Op een grote pompoen met kaarsjes om zich heen zit de gevoelige Sofie (Randy Fokke) dagenlang in de voortuin van haar scheefgezakte huis. Haar vrouw, haar inwonende vader en haar tienerzoon hebben alles al geprobeerd haar naar binnen te krijgen. Want wat zullen de buren in het dorp wel denken, want ze is toch niet opnieuw depressief aan het worden, want ze moet toch komen helpen met de verzekeringspapieren. Maar Sofie kan niet weg van de plek waar de drenkeling lag, een jonge twintiger met nog een heel leven voor zich, gestorven omdat de mensheid de crisis maar geen halt weet toe te roepen.

De familie is een beproefde vorm voor het vertellen van een verhaal vanuit de verschillende gezichtspunten van meerdere generaties.
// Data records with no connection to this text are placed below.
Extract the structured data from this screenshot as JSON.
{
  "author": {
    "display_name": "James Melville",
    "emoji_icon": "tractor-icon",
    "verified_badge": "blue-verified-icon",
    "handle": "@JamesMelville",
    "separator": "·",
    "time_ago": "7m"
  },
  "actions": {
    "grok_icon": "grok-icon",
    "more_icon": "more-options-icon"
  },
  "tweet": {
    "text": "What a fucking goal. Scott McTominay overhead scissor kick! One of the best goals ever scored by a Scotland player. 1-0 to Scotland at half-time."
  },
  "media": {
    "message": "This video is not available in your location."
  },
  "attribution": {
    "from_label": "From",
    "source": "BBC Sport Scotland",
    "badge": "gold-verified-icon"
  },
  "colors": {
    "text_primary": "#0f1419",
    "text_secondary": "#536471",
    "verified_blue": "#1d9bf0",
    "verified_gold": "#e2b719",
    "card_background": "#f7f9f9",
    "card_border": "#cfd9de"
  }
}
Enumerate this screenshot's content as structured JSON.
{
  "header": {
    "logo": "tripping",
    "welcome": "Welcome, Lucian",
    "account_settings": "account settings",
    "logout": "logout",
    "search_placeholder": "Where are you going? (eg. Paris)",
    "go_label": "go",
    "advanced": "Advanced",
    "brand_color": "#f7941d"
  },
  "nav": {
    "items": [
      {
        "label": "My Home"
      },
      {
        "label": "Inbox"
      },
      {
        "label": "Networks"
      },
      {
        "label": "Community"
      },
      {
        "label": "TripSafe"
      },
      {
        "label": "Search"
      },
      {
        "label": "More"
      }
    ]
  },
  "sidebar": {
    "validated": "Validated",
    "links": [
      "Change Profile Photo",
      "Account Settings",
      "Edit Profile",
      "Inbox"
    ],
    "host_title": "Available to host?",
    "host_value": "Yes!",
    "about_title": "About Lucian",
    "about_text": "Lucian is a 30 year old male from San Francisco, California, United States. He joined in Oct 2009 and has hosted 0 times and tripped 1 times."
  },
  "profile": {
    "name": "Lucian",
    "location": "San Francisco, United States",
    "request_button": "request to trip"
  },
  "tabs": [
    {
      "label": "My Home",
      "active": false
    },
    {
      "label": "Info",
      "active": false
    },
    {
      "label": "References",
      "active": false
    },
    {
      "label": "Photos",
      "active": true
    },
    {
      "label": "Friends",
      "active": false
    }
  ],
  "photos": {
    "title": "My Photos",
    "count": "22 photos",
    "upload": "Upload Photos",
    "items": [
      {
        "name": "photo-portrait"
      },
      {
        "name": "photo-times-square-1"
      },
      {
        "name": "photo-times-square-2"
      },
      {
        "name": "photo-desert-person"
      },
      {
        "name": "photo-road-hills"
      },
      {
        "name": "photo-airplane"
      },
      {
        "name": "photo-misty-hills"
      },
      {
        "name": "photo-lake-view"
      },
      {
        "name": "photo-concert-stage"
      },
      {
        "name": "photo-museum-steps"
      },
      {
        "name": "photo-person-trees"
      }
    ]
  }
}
Familieleden hebben onderling interessante dynamieken en houden zich bij elkaar vaak niet in, wat zorgt voor dramatisch geladen situaties. Caris werkt het patroon prima uit en zet een opa, zijn dochter en haar vrouw en een tienerkleinzoon bij elkaar in een huis dat scheef zakt van alle keren dat het onder water heeft gestaan. De vorm biedt een degelijke metafoor voor de manier waarop de mensheid maar blijft dimdammen over details, terwijl de klimaatcrisis inmiddels exponentieel toeneemt.

Het moment dat de jonge drenkeling in de tuin ligt, fungeert als trigger voor de onderlinge verwikkelingen. Vanaf daar krijgen de karakters reliëf. Het pragmatische van de oudere generatie krijgt tegenkleur in de moreel wankele houding van opa tegenover de dode in de tuin. De onbevangenheid van de puber vindt een schaduwkant in de ondoordachte diefstal van een telefoon. En dan wordt de pijn zichtbaar van de middengeneratie, de ouders die klem zitten tussen de toekomstdromen voor hun kind en de manier waarop hun ouders de wereld aan hen hebben overgedragen. Fokke speelt het loyaliteitsconflict mooi subtiel uit.

De drenkeling zelf, ongrijpbaar en energiek gespeeld door Alexander de Maere, is een vrij klassieke geestverschijning annex fragment van Sofies verbeelding. Hij brengt net een beetje magie in het realisme van het stuk, ook in het spel, want met zijn onverstoorbare glimlach zegt De Maeres gestorvene de waarheid zoals geen levend personage dat doet. Familiebanden beknotten immers ook.

Wat het stuk onderscheidt, is de taal die Caris zijn personages in de mond legt. Die is sterk beeldend en poëtisch. Iemand die in een depressie raakt, zit erbij ‘als verzonken land’. Iemand die de verdrinkingsdood nabij is, ziet ‘paarse waterpaarden’ aan zich voorbij dansen. Iemand die wil wegrennen heeft ‘vluchtvoeten’ – waarmee Caris een haast Shakespeariaans register aanspreekt.

Regelmatig lokken de taalvondsten een bewonderende reactie uit bij het premièrepubliek, vaak terecht. Taal is een levend ding en heeft nood aan mensen die nieuwe woorden geven aan gekende emoties. Want een nieuwe naam voor iets bekends maakt een nieuwe entry in de hersens, waardoor je toch opnieuw gaat kijken naar dat ding dat je dacht te kennen. Zo ook naar een intens verdrietige moeder, dochter en echtgenote die treurt om het peilloos diepe menselijk onvermogen. Of, vanaf nu, een ‘maffe rouwvrouw’.